For some, "following the lore" means following the single-player games, which I'd argue there's no specific reason we have to do: Fiction-wise our timelines broke from the single player games a long time ago. Since then we've been moving through a weird kind of parallel history where events in our worlds have parallels to "Ultima Prime" but don't always follow them exactly or even noticeably. The epic Warriors of Destiny storyline in UO, for example, broadly followed but also deviated substantially from the Ultima single player game it was named for and based off of.

For others, "following the lore" means that your characters or guilds need to have some specific connection to the Ultima mythology. This is certainly not the case with Galen, who follows the Virtues but is in terms of religious faith a Christian. (I deliberately leave unexplained how he could have possibly heard of Christianity in Sosaria.) He carries a crucifix, says the Lord's Prayer, is fully aware of the degree to which he sometimes violates his own religious convictions, etc.

I see the lore as backdrop, not as script. Your character may not have any particular reason to care about, say, Minax, unless and until her actions threaten the homestead. Your character may not give a crap about the Virtues. And finally there's every fictional reasons to think that the UO universe has a lot of connections to other worlds and other planes; one can play a character who was originally from the Forgotten Realms or Middle Earth or Krynn or even RL Earth and not break the lore one bit.

To me, deviating the lore only means if you play the game pretending that the backdrop isn't there. No one prevents someone from doing this, of course! I've met many who so-deviate. They have fun with it; I only object when they start to poke their way into the fun of others' who would not so-deviate. Best in those cases for folks to ignore each other.

I was on Europa for a good while; nothing I saw there actually 'broke' the lore in my estimation, I saw them as just interpreting things differently.

So, surely, nothing prevents deviating from the lore (even "the lore" defined broadly as I do). But my feeling is that there is so much room, why not follow the comparatively few lines we're given?

*shrugs*

Just my thoughts.

-Galen's player
 

Bryelle Vaughn

Journeyman
Alumni
Stratics Veteran
Stratics Legend
Galen,

Thank you for your reply.
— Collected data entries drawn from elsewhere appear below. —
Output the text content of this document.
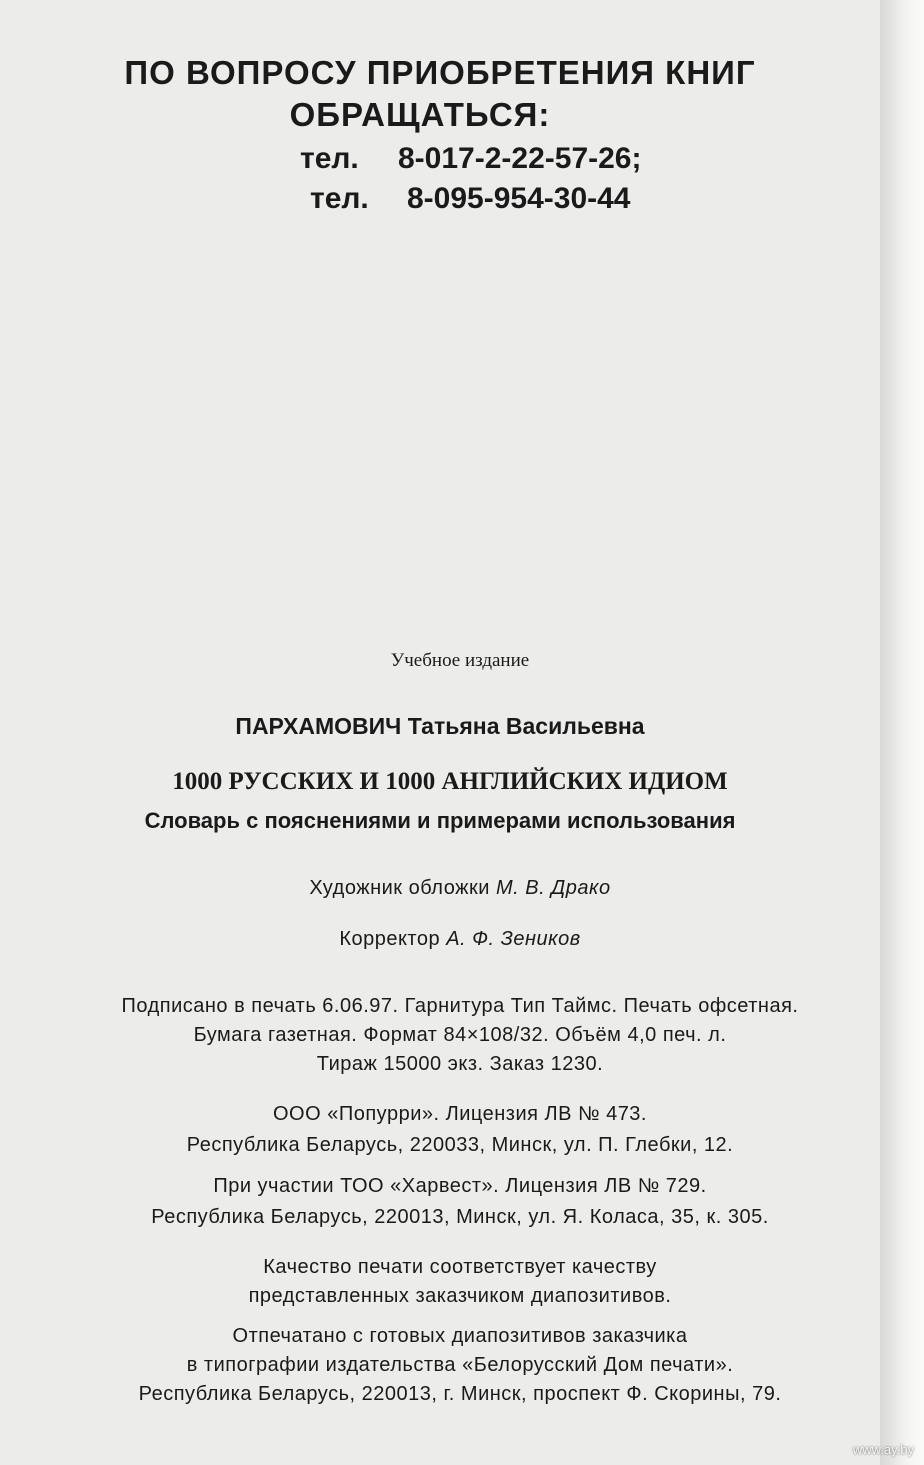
ПО ВОПРОСУ ПРИОБРЕТЕНИЯ КНИГ
ОБРАЩАТЬСЯ:
тел. 8-017-2-22-57-26;
тел. 8-095-954-30-44
Учебное издание
ПАРХАМОВИЧ Татьяна Васильевна
1000 РУССКИХ И 1000 АНГЛИЙСКИХ ИДИОМ
Словарь с пояснениями и примерами использования
Художник обложки М. В. Драко
Корректор А. Ф. Зеников
Подписано в печать 6.06.97. Гарнитура Тип Таймс. Печать офсетная.
Бумага газетная. Формат 84×108/32. Объём 4,0 печ. л.
Тираж 15000 экз. Заказ 1230.
ООО «Попурри». Лицензия ЛВ № 473.
Республика Беларусь, 220033, Минск, ул. П. Глебки, 12.
При участии ТОО «Харвест». Лицензия ЛВ № 729.
Республика Беларусь, 220013, Минск, ул. Я. Коласа, 35, к. 305.
Качество печати соответствует качеству
представленных заказчиком диапозитивов.
Отпечатано с готовых диапозитивов заказчика
в типографии издательства «Белорусский Дом печати».
Республика Беларусь, 220013, г. Минск, проспект Ф. Скорины, 79.
www.ay.by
I should be more specific in what I mean by "Deviating from the lore". To me, Deviating from the lore simply means a change in the interpretation. It does NOT mean completely ignoring everything The Ultima Universe has setup.While to me, expanding means taking the basics and running with it. Deviating: taking a different fork, Expanding: grabbing the tine and beating the ever pixel loving crap out of it.

You are right when you say they, the programmers and writers, have given us quite a backdrop. There is a wide range of possibilities. The problem is when you have a set of people demanding that you roleplay a certain way or portray your character. For example, if you know *of* the virtues but your character chooses not to participate, then that is your choice and is a deviation from the standard in a way. It is not a deviation if you look at the anti-virtues.